Another employee said that Hannity’s behavior, both Monday night and generally, “continues to make the task of the news side all that much harder.”
One former senior Fox News employee told CNN Business that he had spoken to a number of former colleagues who are still at the network about the matter. He described them as “livid.”
In a Tuesday afternoon statement, a Fox News spokesperson said, “Fox News does not condone any talent participating in campaign events. We have an extraordinary team of journalists helming our coverage tonight and we are extremely proud of their work. This was an unfortunate distraction and has been addressed.”

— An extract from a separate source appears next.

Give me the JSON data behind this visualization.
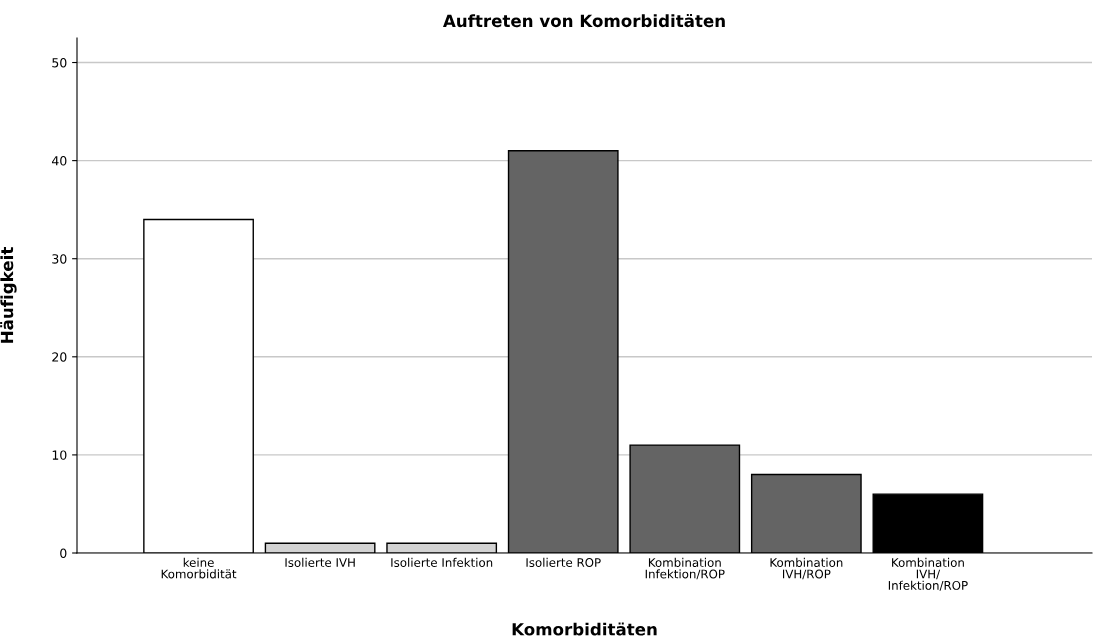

Asked by CNN Business exactly how the matter had been addressed, the spokesperson declined to elaborate.
Hope Hicks, chief communications officer for Fox — the soon-to-be parent company of Fox News — did not respond to a Tuesday morning email asking whether Rupert or Lachlan Murdoch, the father and son who control Fox News, had any comment on or approved of Hannity’s behavior.
Hannity, for his part, released a statement on Twitter saying, “What I said in my tweet yesterday was 100% truthful. When the POTUS invited me on stage to give a few remarks last night, I was surprised, yet honored by the president’s request. This was NOT planned. And to be clear, I was not referring to my journalist colleagues at FOX News in those remarks. They do amazing work day in and day out in a fair and balanced way and it is an honor to work with such great professionals.”
Hannity has for years flouted the usual standards required of Fox News employees. In 2016, for instance, he cited unscientific polls on-air after a Fox News executive told network producers that they did not meet the company’s editorial standards.
But Monday night’s appearance at Trump’s rally was one of the clearest examples to date of Hannity’s growing invincibility at the network.
While Hannity has been able to get away with breaking normal protocol, the network had previously attempted to reign him in.
When he appeared in a Trump 2016 campaign ad, a Fox News spokesperson said the network “had no knowledge” of Hannity’s participation and said he would “not be doing anything along these lines for the remainder of the election.”
In 2010, when Fox News executives learned Hannity planned to broadcast his show from a Tea Party rally in Cincinnati, the network took action. Bill Shine, who was at the time executive vice president for programming at Fox News and who is now the White House deputy chief of staff for communications, said in a statement, “When senior executives in New York were made aware of this, we changed our plans for tonight’s show.”